Ms Spielman has also suggested Ofqual is considering holding exams only in core subjects, with centre assessment grades used for the remainder. By Freddie Whittaker, Schools Week.

Geoff Barton, general secretary of the Association of School and College Leaders, has said there may be a shortage of invigilators next year. By Catherine Lough, Tes. The article references a quote from Barnaby Lenon, chairman of the ISC.


Coronavirus: Extra-curricular sports clubs 'allowed to continue during lockdown'


According to The Telegraph, sports charities and organisations have received clarity from the Government on its guidance for schools, stating they can continue to run extra-curricular sports as long as they are COVID-secure and do not bring together groups of young people who would not otherwise be mixing. By Ben Rumsby.

Carl Smith, principal of Casterton College, writes in The Telegraph outlining the safety protocols and strategies that are keeping the school open during the pandemic.

The Telegraph explores how parents can re-socialise their children after lockdown.
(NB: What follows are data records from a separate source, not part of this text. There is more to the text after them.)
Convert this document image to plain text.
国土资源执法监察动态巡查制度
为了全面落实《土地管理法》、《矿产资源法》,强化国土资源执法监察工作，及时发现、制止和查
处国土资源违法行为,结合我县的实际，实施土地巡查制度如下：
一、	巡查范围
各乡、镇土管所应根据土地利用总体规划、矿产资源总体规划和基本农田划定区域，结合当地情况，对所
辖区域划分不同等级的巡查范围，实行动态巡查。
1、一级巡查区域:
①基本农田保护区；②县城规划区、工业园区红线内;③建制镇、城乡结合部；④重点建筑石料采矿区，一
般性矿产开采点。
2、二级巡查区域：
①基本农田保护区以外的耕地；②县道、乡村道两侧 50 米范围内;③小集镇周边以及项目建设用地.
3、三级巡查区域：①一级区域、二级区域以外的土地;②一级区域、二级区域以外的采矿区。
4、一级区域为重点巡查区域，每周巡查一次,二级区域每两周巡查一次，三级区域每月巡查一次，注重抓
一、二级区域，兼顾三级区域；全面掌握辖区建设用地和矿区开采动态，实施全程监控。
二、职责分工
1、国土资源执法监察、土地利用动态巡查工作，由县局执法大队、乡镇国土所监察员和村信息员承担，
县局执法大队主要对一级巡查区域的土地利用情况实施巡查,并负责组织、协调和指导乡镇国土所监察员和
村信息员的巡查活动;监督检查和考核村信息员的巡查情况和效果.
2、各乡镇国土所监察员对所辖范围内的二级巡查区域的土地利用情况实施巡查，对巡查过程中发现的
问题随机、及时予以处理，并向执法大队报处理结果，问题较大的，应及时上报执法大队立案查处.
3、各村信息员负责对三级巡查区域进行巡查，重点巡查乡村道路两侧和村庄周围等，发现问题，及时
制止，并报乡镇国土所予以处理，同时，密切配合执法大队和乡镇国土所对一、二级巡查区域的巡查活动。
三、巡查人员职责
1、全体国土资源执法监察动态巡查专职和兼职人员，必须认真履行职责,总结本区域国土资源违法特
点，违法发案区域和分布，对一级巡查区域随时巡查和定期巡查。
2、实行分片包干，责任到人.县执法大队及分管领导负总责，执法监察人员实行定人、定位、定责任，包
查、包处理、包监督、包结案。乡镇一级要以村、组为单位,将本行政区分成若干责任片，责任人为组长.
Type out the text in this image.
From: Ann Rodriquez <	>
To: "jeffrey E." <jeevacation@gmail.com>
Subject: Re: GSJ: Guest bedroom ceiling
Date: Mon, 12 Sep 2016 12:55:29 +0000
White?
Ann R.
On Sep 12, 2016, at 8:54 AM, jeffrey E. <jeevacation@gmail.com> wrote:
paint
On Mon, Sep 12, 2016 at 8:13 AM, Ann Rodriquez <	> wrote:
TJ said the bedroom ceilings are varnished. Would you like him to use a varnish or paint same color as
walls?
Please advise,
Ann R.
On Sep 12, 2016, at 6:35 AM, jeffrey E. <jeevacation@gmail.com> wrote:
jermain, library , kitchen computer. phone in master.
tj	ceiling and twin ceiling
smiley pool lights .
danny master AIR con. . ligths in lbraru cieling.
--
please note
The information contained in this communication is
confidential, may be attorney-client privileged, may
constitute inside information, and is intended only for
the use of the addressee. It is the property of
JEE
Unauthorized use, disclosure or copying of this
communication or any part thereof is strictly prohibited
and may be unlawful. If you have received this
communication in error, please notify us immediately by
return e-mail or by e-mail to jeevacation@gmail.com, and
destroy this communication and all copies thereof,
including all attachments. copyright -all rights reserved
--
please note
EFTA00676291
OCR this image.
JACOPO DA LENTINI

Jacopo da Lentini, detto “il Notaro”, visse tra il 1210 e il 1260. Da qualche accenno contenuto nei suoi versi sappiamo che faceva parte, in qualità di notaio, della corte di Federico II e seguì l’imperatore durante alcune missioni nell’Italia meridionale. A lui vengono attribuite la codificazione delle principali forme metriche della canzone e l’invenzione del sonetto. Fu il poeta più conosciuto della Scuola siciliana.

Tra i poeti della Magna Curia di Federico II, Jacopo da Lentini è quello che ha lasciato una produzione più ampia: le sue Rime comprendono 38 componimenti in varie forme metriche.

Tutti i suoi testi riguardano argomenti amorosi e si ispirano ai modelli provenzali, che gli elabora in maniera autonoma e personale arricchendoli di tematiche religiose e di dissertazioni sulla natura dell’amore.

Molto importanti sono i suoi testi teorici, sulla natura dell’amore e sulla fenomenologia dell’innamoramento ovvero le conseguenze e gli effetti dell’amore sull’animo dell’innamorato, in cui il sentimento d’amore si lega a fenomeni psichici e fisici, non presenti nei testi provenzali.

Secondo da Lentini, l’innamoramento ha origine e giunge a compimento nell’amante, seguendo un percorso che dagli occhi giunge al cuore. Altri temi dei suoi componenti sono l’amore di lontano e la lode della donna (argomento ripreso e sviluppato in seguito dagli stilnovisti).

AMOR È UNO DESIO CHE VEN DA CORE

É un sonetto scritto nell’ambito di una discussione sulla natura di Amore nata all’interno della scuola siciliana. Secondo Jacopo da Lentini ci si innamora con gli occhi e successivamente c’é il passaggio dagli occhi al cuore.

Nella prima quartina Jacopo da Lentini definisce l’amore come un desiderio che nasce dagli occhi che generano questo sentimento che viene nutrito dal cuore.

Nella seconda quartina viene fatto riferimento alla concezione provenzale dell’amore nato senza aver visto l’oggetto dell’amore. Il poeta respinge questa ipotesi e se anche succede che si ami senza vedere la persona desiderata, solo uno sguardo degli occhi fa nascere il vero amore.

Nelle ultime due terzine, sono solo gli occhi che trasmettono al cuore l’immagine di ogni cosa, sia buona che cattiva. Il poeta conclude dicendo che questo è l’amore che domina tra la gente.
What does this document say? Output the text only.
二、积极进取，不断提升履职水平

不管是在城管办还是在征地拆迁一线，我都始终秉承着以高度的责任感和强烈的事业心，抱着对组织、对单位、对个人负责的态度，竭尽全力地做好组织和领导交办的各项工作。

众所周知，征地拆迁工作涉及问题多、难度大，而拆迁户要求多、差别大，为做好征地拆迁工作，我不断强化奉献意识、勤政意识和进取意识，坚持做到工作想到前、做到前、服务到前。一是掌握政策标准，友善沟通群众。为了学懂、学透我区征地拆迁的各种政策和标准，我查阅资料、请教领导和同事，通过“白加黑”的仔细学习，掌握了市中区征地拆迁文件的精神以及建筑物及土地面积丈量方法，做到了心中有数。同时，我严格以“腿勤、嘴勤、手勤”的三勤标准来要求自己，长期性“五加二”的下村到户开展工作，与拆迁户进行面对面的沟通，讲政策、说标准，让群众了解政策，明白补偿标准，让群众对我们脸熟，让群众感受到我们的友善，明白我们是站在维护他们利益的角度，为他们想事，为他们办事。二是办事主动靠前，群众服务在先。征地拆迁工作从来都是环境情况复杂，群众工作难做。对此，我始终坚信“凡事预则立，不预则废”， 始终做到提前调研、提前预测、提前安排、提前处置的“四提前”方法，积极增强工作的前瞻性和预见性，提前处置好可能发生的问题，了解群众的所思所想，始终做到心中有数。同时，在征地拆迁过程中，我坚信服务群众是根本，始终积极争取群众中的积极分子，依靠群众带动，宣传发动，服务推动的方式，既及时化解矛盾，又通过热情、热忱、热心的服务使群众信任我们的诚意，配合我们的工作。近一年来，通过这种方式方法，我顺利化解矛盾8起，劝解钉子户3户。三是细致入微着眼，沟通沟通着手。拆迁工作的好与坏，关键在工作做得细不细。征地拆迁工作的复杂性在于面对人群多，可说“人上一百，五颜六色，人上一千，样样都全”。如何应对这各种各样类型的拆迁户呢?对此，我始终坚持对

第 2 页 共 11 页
By Rosa Silverman.

Findings from a YouGov poll of teachers suggest 46 per cent of four to five-year-olds started school in September without the necessary basic skills, in part due to the pandemic. By Catherine Lough, Tes.

Baroness Dido Harding, England's Test & Trace chief, has suggested no one could have predicted the surge in demand for coronavirus testing when schools reopened in September. By Sam Blanchard, The Mail.

BBC News reports university students will have a window between 3 and 9 December to travel home for Christmas, and teaching is to move online. By Hannah Richardson. An article in The Guardian reports Universities UK is seeking legal and financial assurances over the Government's plan to mass test students before they leave campuses. By Ben Quinn.


'Children in care are being failed by the state'


Anne Longfield, the children's commissioner for England, has said vulnerable children in care are being "failed by the state", while private providers make "significant profits". By Judith Burns, BBC News.